With 90 nm CMOS in production and 65 nm testing in progress, power has been pushed to the forefront of design metrics. Exponential increase in sub-threshold and gate leakage power is slowing down CMOS scaling. In addition, due to increasing variability in sub-90nm process, the variability in power dissipation has been a source of dropping yields, i.e., a significant portion of the yield is now power-limited in high-performance designs. In order to continue the CMOS scaling, it is crucial to tame this exponential increase in power dissipation. This talk will outline practical techniques that are used to reduce both leakage as well as active power in a standard-cell library based high-performance design flow. It will be about the design and cost issues for using different power saving techniques such as: power gating to reduce leakage, multiple and hybrid threshold libraries for leakage reduction and multiple supply voltage based design.

In addition, techniques to reduce clock tree power will be presented as power consumed in clocks accounts for a significant portion of total chip power. Practical aspects of implementing these techniques in high-performance designs will be stressed.

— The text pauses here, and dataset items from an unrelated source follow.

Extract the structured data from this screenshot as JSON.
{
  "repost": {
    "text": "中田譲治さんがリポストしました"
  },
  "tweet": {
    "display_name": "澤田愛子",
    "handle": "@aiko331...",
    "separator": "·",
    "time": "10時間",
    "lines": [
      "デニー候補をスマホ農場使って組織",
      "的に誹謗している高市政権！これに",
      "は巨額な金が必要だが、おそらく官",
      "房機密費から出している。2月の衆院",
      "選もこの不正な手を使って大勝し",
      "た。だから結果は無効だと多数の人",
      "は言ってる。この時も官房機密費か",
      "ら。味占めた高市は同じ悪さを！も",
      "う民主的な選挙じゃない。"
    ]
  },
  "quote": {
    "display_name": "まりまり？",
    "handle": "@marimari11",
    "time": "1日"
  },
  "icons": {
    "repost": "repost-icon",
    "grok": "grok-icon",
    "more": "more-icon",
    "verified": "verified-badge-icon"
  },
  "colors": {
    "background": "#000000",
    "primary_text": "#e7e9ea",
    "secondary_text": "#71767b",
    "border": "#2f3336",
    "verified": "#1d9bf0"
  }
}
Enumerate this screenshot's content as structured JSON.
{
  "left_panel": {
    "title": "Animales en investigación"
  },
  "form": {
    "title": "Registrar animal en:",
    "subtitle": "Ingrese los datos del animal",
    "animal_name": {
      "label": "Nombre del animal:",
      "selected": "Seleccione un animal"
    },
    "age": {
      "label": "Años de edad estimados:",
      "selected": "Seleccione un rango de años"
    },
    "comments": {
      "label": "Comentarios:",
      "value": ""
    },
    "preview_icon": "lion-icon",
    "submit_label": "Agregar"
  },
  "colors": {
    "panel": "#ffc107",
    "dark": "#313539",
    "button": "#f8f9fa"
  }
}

Ruchir Puri Ruchir Puri Manager, Logic & Physical Synthesis IBM Thomas J. Watson Research Center

He received M. Tech. degree in electrical engineering from Indian Institute of Technology (IIT), Kanpur, India in 1990, and a Ph.D. degree in electrical and computer engineering from University of Alberta, Canada in 1994. From 1994 to 1995 he was a Member of Scientific Staff with Advanced System Design Tools group at NORTEL Research (BNR). He joined VLSI Design Automation group at IBM in 1995, where he is a Research Staff Member and Manager of Physical and Logic Synthesis research group. He has been working on design and automated synthesis solutions for IBM s products and has received several IBM awards for his work. He has also been an adjunct assistant professor in the Department of Electrical Engineering at Columbia University, New York where he taught VLSI design and Circuits. He is inventor of 14 U.S. patents and has authored over 70 publications on the design and synthesis of low-power and high-performance circuits.